The pleasant voice announced, “We will be approaching your destination — HOME — in five minutes. Please remain seated.”
“Home? What home? Where are we?” Somehow, home had turned silvery gray, with craters.
“Home is the Mother Ship,” the pleasant voice informed her calmly.
The Mother Ship? Ahead of her was a huge object that looked like a giant copper blimp covered with plumbing and antennas. It wasn’t pretty, but it sure was big, and it might have been some cat’s home but it wasn’t hers.
As she looked past the Mother Ship, MeMe saw that for once, Mau had been telling the truth. Arrayed above the moon lay the entire Alna military fleet, possibly all 5000 of them. They were stretched out in a wide formation, row after row as far as she could see.

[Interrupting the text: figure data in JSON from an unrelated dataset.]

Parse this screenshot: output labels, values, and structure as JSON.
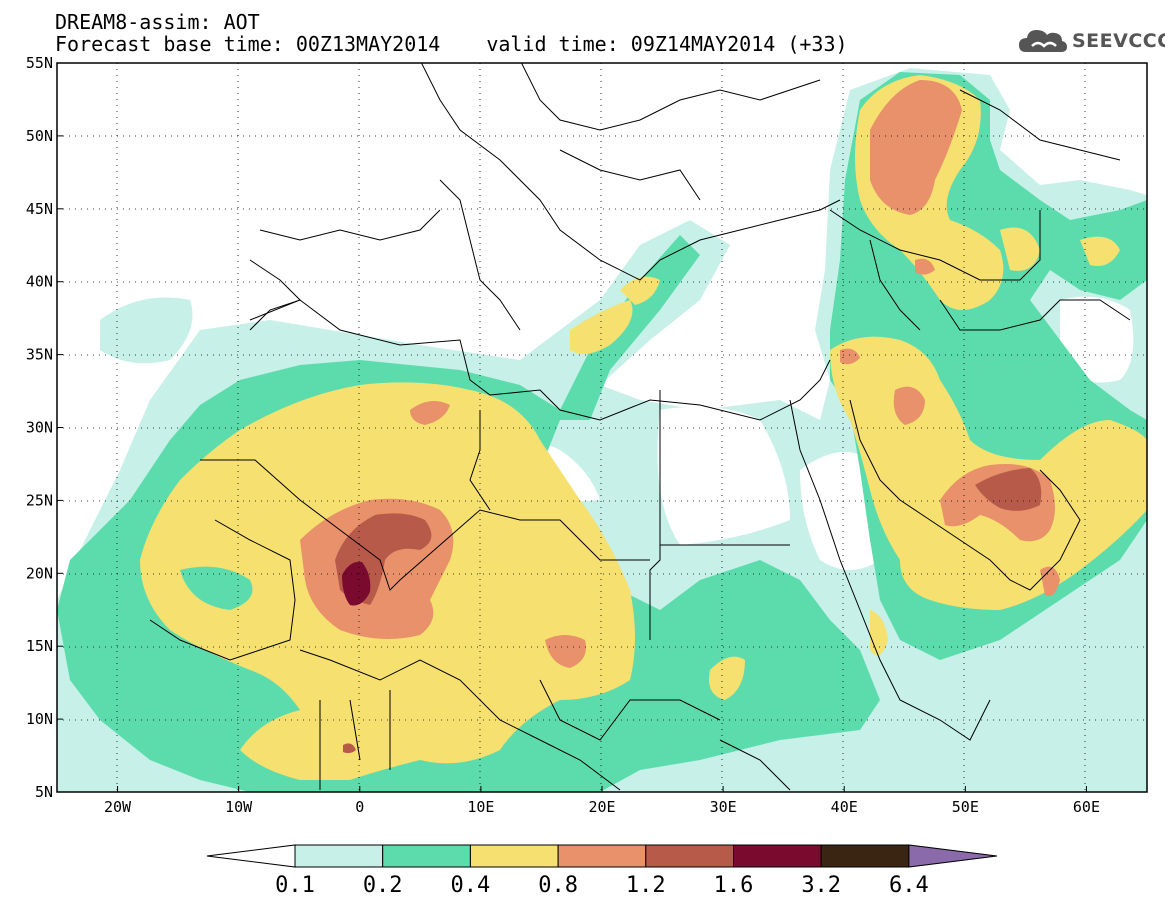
{
  "header": {
    "title_line1": "DREAM8-assim: AOT",
    "base_time": "Forecast base time: 00Z13MAY2014",
    "valid_time": "valid time: 09Z14MAY2014 (+33)"
  },
  "logo": {
    "text": "SEEVCCC",
    "icon": "cloud-icon"
  },
  "map": {
    "lon_range": [
      -25,
      65
    ],
    "lat_range": [
      5,
      55
    ],
    "lat_ticks": [
      {
        "lat": 55,
        "label": "55N"
      },
      {
        "lat": 50,
        "label": "50N"
      },
      {
        "lat": 45,
        "label": "45N"
      },
      {
        "lat": 40,
        "label": "40N"
      },
      {
        "lat": 35,
        "label": "35N"
      },
      {
        "lat": 30,
        "label": "30N"
      },
      {
        "lat": 25,
        "label": "25N"
      },
      {
        "lat": 20,
        "label": "20N"
      },
      {
        "lat": 15,
        "label": "15N"
      },
      {
        "lat": 10,
        "label": "10N"
      },
      {
        "lat": 5,
        "label": "5N"
      }
    ],
    "lon_ticks": [
      {
        "lon": -20,
        "label": "20W"
      },
      {
        "lon": -10,
        "label": "10W"
      },
      {
        "lon": 0,
        "label": "0"
      },
      {
        "lon": 10,
        "label": "10E"
      },
      {
        "lon": 20,
        "label": "20E"
      },
      {
        "lon": 30,
        "label": "30E"
      },
      {
        "lon": 40,
        "label": "40E"
      },
      {
        "lon": 50,
        "label": "50E"
      },
      {
        "lon": 60,
        "label": "60E"
      }
    ],
    "gridlines": "dotted"
  },
  "colorbar": {
    "bounds": [
      "0.1",
      "0.2",
      "0.4",
      "0.8",
      "1.2",
      "1.6",
      "3.2",
      "6.4"
    ],
    "low_color": "#ffffff",
    "colors": [
      "#c6f0e8",
      "#5cdcad",
      "#f5e070",
      "#e8916a",
      "#b85a4a",
      "#7a0a2e",
      "#3a2412"
    ],
    "high_color": "#8a6aaa"
  }
}
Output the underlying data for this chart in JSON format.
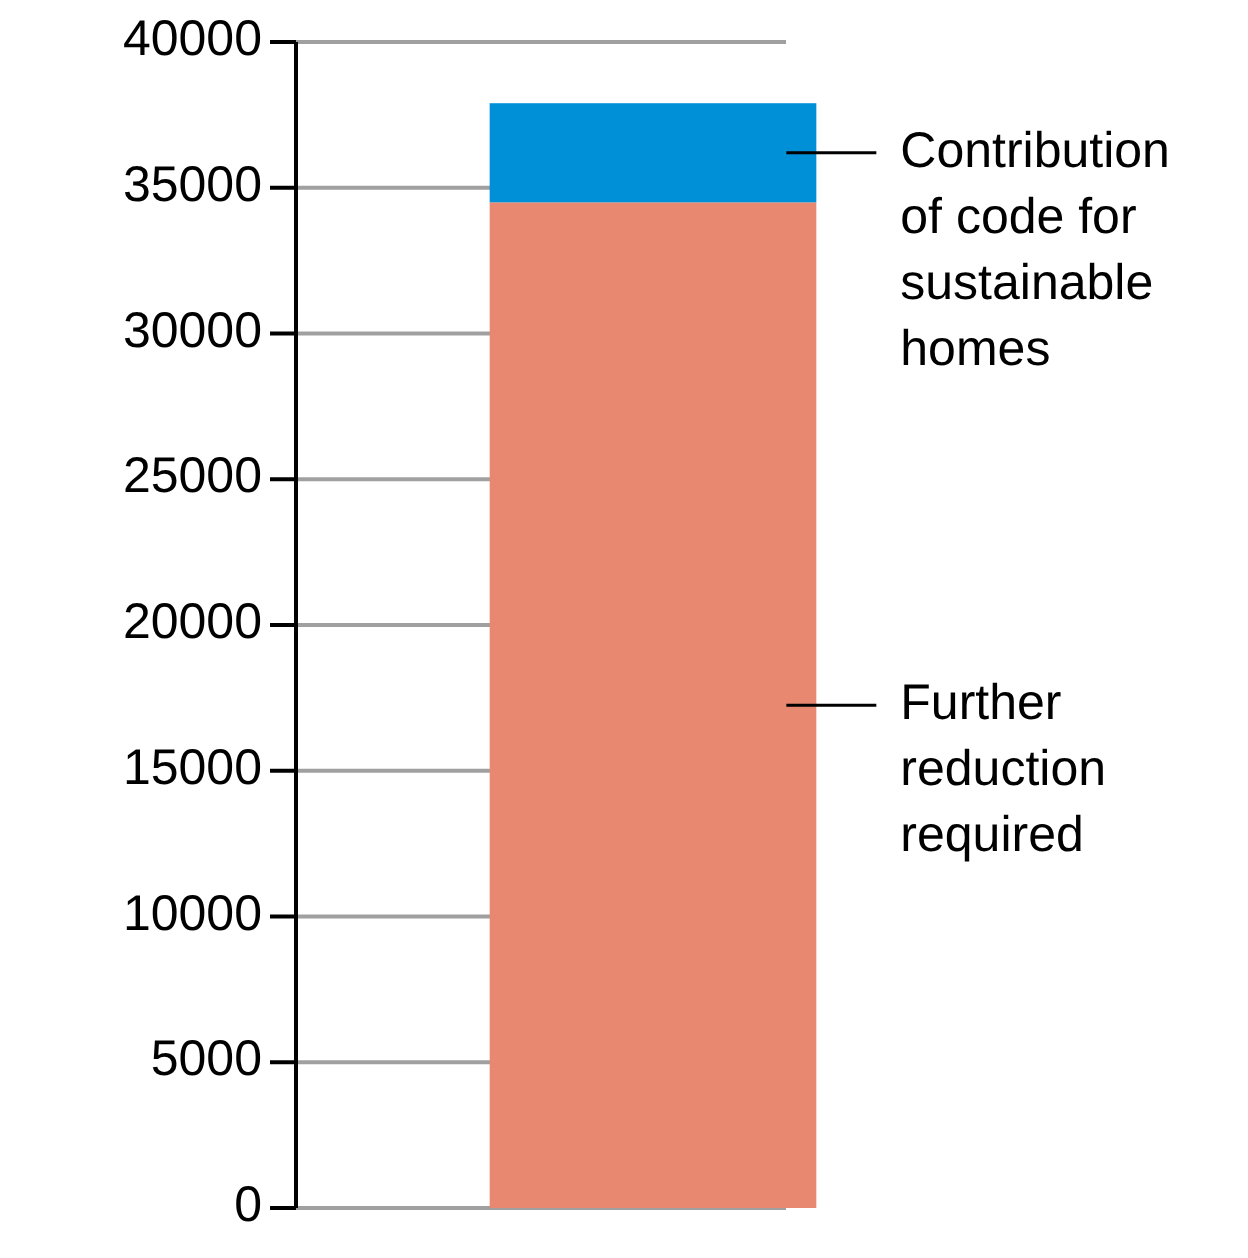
{
  "chart_data": {
    "type": "bar",
    "stacked": true,
    "categories": [
      null
    ],
    "series": [
      {
        "name": "Further reduction required",
        "color": "#e88870",
        "values": [
          34500
        ]
      },
      {
        "name": "Contribution of code for sustainable homes",
        "color": "#0090d8",
        "values": [
          3400
        ]
      }
    ],
    "ylim": [
      0,
      40000
    ],
    "yticks": [
      0,
      5000,
      10000,
      15000,
      20000,
      25000,
      30000,
      35000,
      40000
    ],
    "grid": "y"
  }
}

But there wasn’t time to count them all because she could see the doors of the Mother Ship yawning open to swallow her inside.
“Please, whoever you are—”
“I am Katrina. May I be of service?”
“Yes, please take me home.”
“You are almost there. Arrival will be in one minute.”
MeMe was panic stricken. “No, no. This is not my home.”
“Where is home? Katrina asked politely.
“It’s in P-P-PP—” In her panic, MeMe had forgotten. She looked around wildly. Finally remembering what Sona had told her to say.
“TAKE ME BACK—NOW! — Please.”
“It is too late to go back.” Katrina explained politely. “Was this not your intended destination?”
“Oh NO!” MeMe wailed. “When they catch me I’ll never get home.”
“I am so sorry,” Katrina apologized. “If I were you, I would hide.”